What is the Relationship Between Ink and Wash Painting / Sumi-e and Poetry?
A famous quote by the great painter Guo Xi of the Northern Song Dynasty is often mentioned when it comes to painting and poetry: “Poetry is painting without form, painting is poetry with form”, he stated, alluding to the close relation of the two arts. Paintings of the Southern Song Dynasty in particular are often called “lyrical”, relating to their romantic or melancholic atmospheres evoked by the use of misty areas and light washes. In ancient times, most of the painters who produced famous works were also poets and calligraphers; highly educated men who were trained in the “Three Perfections” – painting, poetry and calligraphy.
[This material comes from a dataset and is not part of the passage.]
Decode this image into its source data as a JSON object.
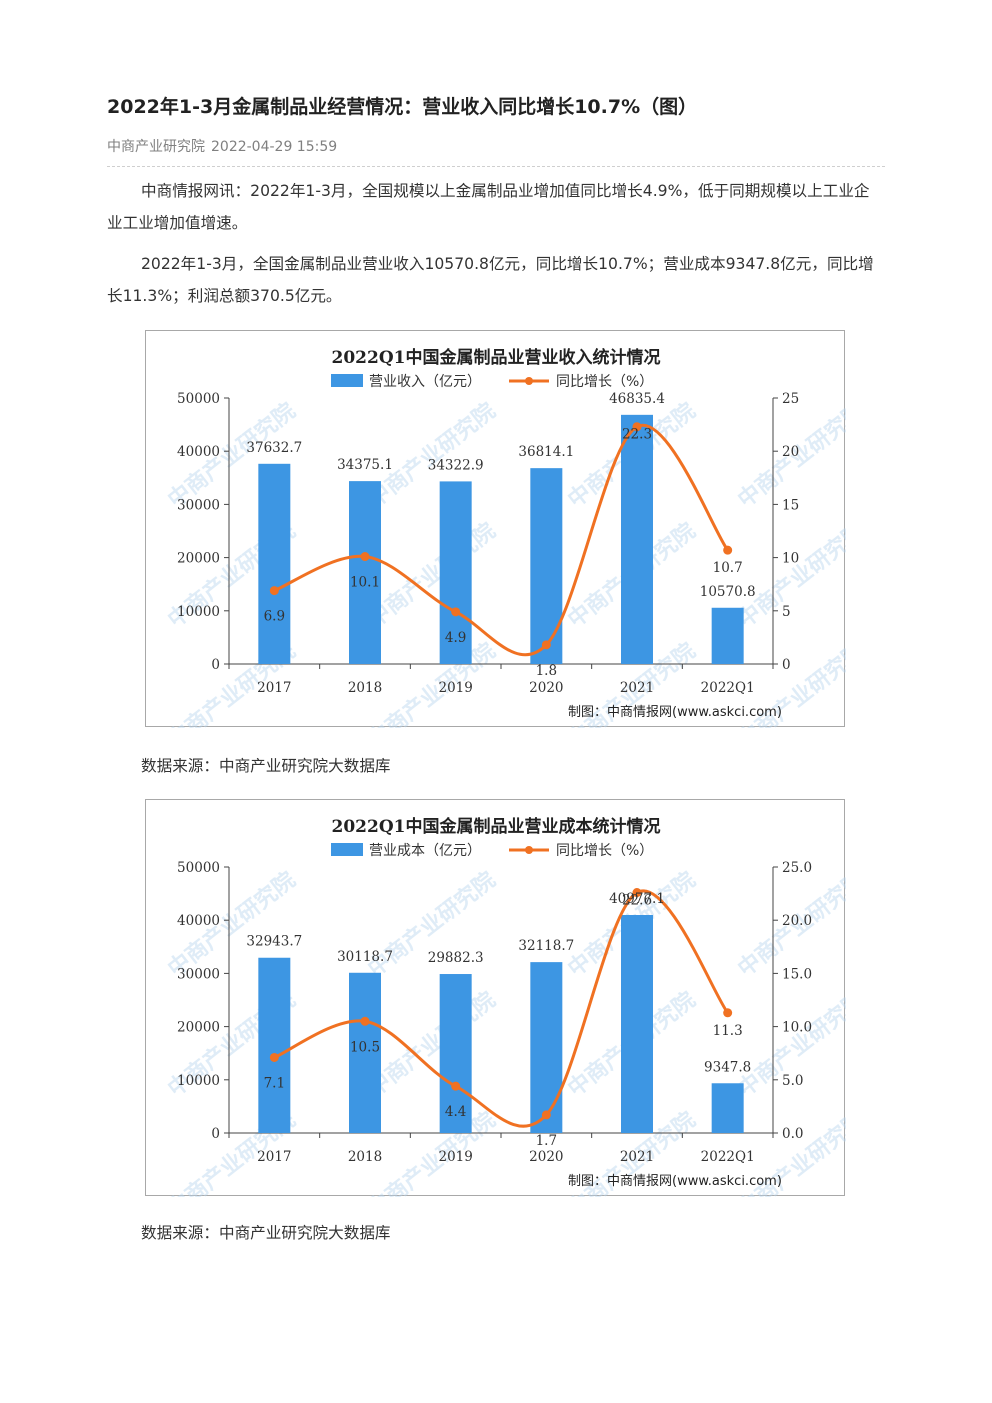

Combining Poetry and Literature in Ink and Wash / Sumi-e Painting
Firstly, it is of course the technical element that the arts have in common: painting and poetry, written down in calligraphic form, share the same tools – brush, ink and paper. Secondly, both forms are an expression of the inner feelings if the artist; a direct translation of the painter’s emotions, either in written or in pictorial form. And thirdly, since the scholars in ancient times were familiar with classic poems, they often felt inspired by those and translated them into graphic works of art. A famous example is Su Dongpo’s “Ode to the Red Cliff”, in which he described a cliff in Chibi, Hubei province, where a famous naval battle had taken place in 208 CE. Many paintings have been produced about the Red Cliff itself, which were certainly inspired by Su Dongpo’s poem
A further step in the relationship between painting and poetry was taken when artists not only took over thematic elements from poetry, but started to add inscriptions to their works. This happened in the Ming Dynasty, particularly when a painter had the feeling that the picture itself did not fully convey what he wanted to express. It can be therefore understood that this innovation underlined and deepened the connection between painting, calligraphy and poetry.